POV-Ray : Newsgroups : povray.off-topic : Tell me it isn't so! : Re: Tell me it isn't so! Server Time
16 Nov 2024 02:28:32 EST (-0500)
  Re: Tell me it isn't so!  
From: clipka
Date: 21 Jul 2009 16:05:01
Message: <web.4a661f3eac52dfd4537313280@news.povray.org>
"David H. Burns" <dhb### [at] cherokeetelnet> wrote:
> > 2. What would be so bad about this being true?
> It would be too complex to be usable by ordinary folk (i.e. me).

Not if it's done right.

It might be too complex for ordinary folk to make use of its *full power*, but
simply coding a scene should be no tad more difficult than it is ATM.

To the contrary: It might allow programmers to write more sophisticated "macro"
suites and make them much easier to use for ordinary folk.

(All provided POV-Ray gets a custom-tailored language; with any "off-the-shelf"
language I've seen so far, you'd likely be right: It would become unnecessarily
cumbersome.)


I can understand your resentments: When I first came into contact with anything
officially labeled "OOP", I just thought "WTF?!" - that was Borland's "Turbo
Vision" for Turbo Pascal 6. It looked like it made programming absurdly ugly
and complex, and the section on OOP in the manuals started out in a way that
didn't seem to make any sense to me.

Next time I was introduced to OOP, however, I found that I had been using OOP
concepts already, and what was labeled "OOP" were actually just language
features that made it simpler to implement them, and more-or-less useful
libraries making use of these.

As for the ugliness, I found that most of it was the particular ugliness of the
Turbo Vision framework - or rather actually Borland's idea of how they should
be used - and had nothing to do with the language's OOP extensions in general,
and the residual ugliness was due to these extensions having been designed into
an already-existing language.

Another reason for people experiencing OOP as particularly complex is that many
people encounter it in the context of graphical user interfaces and stuff like
that (a good deal of Turbo Vision, too, was dedicated to windowing user
interfaces, though they were text-based back then); often the high complexity
of the user interfaces is then wrongly associated with OOP in general.

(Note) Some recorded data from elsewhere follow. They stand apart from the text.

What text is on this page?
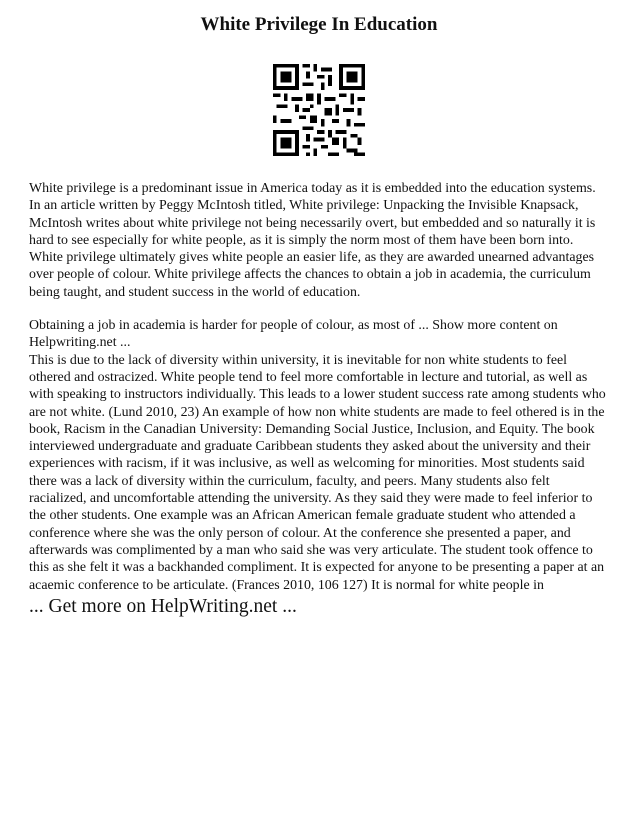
White Privilege In Education

White privilege is a predominant issue in America today as it is embedded into the education systems. In an article written by Peggy McIntosh titled, White privilege: Unpacking the Invisible Knapsack, McIntosh writes about white privilege not being necessarily overt, but embedded and so naturally it is hard to see especially for white people, as it is simply the norm most of them have been born into. White privilege ultimately gives white people an easier life, as they are awarded unearned advantages over people of colour. White privilege affects the chances to obtain a job in academia, the curriculum being taught, and student success in the world of education.

Obtaining a job in academia is harder for people of colour, as most of ... Show more content on Helpwriting.net ...

This is due to the lack of diversity within university, it is inevitable for non white students to feel othered and ostracized. White people tend to feel more comfortable in lecture and tutorial, as well as with speaking to instructors individually. This leads to a lower student success rate among students who are not white. (Lund 2010, 23) An example of how non white students are made to feel othered is in the book, Racism in the Canadian University: Demanding Social Justice, Inclusion, and Equity. The book interviewed undergraduate and graduate Caribbean students they asked about the university and their experiences with racism, if it was inclusive, as well as welcoming for minorities. Most students said there was a lack of diversity within the curriculum, faculty, and peers. Many students also felt racialized, and uncomfortable attending the university. As they said they were made to feel inferior to the other students. One example was an African American female graduate student who attended a conference where she was the only person of colour. At the conference she presented a paper, and afterwards was complimented by a man who said she was very articulate. The student took offence to this as she felt it was a backhanded compliment. It is expected for anyone to be presenting a paper at an acaemic conference to be articulate. (Frances 2010, 106 127) It is normal for white people in

... Get more on HelpWriting.net ...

BTW, a work colleague of mine, who *started* his programming carreer with OOP,
was struck with horror when he first made contact with classical procedural
programming...


The bottom line is this: If the language is designed with care, supporting OOP
will allow "wizards" to write libraries with very elegant interfaces, without
interfering with the ease of general scene coding.